Eleições na Tailândia

Política e eleições na Tailândia

Olá, meu nome é Tiago Ferreira e moro na Tailândia há quatro anos. Sou professor universitário na graduação de Estudos Hispânicos e Latino-americanos da Universidade Thammasat, onde ensino português, história e cultura do Brasil. Venho aqui para falar um pouco sobre a política e eleições na Tailândia.

Protestos em favor da democracia em 2020 – Imagens: Tiago Ferreira

Vocês, fãs de BL, ultimamente têm visto muitas informações sobre política tailandesa no X (Twitter). Recentemente, aconteceram as eleições gerais tailandesas no dia 14 de maio de 2023 (ou 2566 no calendário budista). Essas eleições são importantes por vários motivos. Primeiro porque foram as primeiras eleições depois dos protestos políticos de 2020.
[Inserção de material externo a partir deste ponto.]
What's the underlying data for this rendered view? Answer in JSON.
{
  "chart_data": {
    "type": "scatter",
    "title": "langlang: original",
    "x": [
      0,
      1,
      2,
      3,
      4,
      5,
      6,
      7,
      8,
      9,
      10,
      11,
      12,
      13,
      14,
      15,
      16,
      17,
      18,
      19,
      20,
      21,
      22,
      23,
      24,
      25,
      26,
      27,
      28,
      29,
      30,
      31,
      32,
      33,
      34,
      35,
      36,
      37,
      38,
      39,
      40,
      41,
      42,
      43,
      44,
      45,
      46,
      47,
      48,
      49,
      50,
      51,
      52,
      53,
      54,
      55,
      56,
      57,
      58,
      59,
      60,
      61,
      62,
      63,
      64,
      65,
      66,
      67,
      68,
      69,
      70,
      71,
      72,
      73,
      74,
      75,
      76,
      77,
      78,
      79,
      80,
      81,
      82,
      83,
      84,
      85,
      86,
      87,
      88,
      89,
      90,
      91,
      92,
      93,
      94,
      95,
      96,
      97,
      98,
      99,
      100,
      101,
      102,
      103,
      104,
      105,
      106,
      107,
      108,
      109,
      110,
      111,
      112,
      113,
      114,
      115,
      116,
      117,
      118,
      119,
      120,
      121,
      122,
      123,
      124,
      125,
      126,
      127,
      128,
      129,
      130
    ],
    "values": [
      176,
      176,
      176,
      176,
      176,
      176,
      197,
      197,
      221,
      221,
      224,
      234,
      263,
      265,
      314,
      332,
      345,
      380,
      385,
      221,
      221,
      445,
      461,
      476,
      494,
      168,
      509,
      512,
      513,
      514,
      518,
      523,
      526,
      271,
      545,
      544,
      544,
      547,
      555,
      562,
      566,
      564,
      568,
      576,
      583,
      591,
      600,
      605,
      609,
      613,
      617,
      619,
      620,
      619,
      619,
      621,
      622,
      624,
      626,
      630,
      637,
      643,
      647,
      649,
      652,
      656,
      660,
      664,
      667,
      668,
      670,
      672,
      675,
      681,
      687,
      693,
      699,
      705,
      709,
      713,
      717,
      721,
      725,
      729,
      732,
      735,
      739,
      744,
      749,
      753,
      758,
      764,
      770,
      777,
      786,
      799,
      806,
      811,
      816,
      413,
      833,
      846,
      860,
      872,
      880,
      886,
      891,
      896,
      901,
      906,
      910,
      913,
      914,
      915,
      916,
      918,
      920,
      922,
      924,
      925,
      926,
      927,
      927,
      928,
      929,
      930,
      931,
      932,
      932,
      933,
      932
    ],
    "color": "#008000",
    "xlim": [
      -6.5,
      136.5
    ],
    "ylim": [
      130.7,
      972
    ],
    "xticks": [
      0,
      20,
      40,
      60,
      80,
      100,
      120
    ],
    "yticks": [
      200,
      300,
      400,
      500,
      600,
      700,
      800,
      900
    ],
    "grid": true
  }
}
Eu estive nesses protestos e eles foram históricos porque foi a primeira vez na história moderna tailandesa que o poder da monarquia foi questionado. Na Tailândia é proibido criticar a monarquia, crime punido com até 12 anos de prisão. Dessa forma, essas eleições foram as primeiras impactadas pelo novo clima político inaugurado pelos protestos.

Protestos na Tailândia
Protestos em favor da democracia, no Monumento à Democracia (Julho de 2020) – Imagem: Tiago Ferreira

Importância dessas novas eleições

Essas eleições também são importantes pois marcam o fim da hegemonia dos camisas vermelhas (do partido Pheu Thai) dentro do campo progressista ou de esquerda na Tailândia, graças à ascensão do Move Forward, fenômeno político que surgiu nos últimos anos e que foi um verdadeiro terremoto. Mas o que são os camisas vermelhas e o que é o Move Forward? Eu explico!
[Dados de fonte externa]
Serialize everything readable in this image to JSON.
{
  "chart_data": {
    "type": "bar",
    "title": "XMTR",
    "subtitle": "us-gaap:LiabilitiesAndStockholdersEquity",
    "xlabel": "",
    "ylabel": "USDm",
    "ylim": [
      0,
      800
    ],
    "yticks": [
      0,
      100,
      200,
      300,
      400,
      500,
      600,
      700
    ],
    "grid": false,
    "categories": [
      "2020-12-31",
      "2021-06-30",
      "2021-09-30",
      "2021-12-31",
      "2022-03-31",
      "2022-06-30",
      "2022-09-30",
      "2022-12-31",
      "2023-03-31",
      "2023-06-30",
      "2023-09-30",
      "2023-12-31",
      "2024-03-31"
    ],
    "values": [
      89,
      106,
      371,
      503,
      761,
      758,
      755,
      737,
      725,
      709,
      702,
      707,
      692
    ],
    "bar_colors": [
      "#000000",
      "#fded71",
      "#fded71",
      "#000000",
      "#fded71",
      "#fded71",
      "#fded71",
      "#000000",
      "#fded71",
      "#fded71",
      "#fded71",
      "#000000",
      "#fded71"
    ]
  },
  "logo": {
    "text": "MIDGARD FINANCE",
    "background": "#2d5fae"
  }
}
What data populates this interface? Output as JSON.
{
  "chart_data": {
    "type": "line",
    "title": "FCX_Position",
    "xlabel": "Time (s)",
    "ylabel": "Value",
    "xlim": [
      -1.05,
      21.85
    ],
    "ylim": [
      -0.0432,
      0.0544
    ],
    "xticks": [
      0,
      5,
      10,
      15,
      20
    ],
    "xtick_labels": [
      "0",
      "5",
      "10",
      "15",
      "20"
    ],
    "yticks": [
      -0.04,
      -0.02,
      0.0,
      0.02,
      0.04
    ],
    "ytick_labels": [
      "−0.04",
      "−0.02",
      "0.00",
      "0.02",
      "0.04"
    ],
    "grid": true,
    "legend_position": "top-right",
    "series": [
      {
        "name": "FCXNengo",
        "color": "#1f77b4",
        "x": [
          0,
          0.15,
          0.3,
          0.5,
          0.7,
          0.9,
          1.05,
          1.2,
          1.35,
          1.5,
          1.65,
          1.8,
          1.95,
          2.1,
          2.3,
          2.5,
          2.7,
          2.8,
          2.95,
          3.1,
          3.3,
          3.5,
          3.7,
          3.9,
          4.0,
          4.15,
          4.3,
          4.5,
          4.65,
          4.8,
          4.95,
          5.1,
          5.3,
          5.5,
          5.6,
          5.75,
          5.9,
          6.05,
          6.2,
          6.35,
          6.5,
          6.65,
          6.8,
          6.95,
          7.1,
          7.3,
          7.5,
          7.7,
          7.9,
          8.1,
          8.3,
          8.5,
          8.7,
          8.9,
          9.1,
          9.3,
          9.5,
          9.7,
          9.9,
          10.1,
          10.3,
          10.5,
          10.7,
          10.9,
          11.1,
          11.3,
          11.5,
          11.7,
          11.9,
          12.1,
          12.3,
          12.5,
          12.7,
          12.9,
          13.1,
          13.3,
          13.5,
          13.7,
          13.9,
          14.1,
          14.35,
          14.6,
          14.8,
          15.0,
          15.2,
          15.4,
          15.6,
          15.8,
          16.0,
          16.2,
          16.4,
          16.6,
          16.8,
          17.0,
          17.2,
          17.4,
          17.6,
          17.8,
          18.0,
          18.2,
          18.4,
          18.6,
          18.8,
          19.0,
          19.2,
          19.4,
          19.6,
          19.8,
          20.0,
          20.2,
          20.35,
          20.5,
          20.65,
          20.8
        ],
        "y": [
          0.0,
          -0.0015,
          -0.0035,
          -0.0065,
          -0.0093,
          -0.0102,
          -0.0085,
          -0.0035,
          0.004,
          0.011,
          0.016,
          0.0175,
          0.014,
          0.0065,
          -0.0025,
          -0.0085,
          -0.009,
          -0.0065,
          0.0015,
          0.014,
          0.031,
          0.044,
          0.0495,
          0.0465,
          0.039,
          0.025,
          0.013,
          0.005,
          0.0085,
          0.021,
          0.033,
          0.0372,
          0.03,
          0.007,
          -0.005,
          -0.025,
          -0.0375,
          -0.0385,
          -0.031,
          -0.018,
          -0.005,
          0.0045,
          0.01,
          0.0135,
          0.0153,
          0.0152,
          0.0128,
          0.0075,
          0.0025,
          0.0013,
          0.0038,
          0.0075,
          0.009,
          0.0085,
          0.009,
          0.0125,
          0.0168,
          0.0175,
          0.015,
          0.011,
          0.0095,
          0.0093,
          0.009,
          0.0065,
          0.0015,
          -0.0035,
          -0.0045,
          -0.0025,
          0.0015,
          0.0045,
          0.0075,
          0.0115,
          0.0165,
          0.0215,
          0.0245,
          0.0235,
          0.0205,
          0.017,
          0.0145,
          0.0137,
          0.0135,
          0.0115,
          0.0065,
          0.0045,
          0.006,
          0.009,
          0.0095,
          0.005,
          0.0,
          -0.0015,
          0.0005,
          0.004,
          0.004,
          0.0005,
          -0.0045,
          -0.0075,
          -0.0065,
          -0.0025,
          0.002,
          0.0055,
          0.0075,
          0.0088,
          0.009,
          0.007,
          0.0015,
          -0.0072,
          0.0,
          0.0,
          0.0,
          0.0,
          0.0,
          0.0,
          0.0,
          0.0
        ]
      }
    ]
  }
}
Os camisas vermelhas surgiram como forma de protesto contra a deposição de Thaksin Shinawatra por um golpe militar em 2006. Thaksin foi um líder populista e primeiro-ministro tailandês que forneceu aos mais pobres muitas políticas de distribuição de renda e crédito. Por causa disso, ele se tornou muito popular na Tailândia, especialmente entre os habitantes das áreas rurais e do norte/nordeste do país. Por outro lado, a popularidade de Thaksin causou inveja na elite de Bangkok que se aliou aos militares e aplicou o golpe de 2006.
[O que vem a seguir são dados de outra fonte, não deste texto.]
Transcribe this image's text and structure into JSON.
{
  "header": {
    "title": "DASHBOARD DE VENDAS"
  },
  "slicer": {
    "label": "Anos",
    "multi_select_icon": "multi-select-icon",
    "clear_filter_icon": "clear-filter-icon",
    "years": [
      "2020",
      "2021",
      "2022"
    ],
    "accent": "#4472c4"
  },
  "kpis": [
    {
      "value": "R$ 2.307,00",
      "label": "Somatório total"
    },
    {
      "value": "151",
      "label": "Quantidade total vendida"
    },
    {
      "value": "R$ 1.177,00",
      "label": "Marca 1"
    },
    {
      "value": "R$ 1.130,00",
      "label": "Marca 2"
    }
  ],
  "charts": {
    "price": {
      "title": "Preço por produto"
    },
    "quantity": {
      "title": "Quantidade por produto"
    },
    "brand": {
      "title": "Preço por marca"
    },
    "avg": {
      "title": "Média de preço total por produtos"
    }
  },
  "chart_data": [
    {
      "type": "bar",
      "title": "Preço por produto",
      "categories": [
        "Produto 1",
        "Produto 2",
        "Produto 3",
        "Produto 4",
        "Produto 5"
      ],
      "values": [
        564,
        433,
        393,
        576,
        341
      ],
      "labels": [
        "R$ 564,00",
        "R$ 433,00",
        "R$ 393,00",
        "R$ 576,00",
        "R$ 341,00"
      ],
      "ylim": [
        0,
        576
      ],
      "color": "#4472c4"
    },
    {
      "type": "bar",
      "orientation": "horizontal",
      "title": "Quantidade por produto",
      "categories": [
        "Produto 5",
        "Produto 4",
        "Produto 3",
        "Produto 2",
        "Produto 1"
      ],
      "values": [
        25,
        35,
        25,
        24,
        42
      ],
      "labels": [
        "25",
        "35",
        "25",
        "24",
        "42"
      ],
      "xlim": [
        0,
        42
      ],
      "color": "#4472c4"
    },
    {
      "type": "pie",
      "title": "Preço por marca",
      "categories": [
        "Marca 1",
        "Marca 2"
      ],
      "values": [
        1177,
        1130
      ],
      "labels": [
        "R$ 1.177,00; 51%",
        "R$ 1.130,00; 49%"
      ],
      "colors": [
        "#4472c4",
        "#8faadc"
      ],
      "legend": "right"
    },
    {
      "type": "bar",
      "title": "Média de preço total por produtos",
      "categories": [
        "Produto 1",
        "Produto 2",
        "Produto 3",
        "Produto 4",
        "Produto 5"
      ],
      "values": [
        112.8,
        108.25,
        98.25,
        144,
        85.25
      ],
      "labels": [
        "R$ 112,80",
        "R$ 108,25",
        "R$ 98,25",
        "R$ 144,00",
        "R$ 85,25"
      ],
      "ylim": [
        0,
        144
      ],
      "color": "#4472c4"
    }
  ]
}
Thaksin Shinawatra - Eleições na Tailândia
Thaksin Shinawatra – Imagem: Reprodução/Internet

Inconformados, os apoiadores do primeiro ministro deposto decidiram protestar e criaram o movimento chamado de Camisas Vermelhas. Eles paralisaram Bangkok diversas vezes com grandes protestos que aterrorizavam a elite econômica, os militares e os monarquistas.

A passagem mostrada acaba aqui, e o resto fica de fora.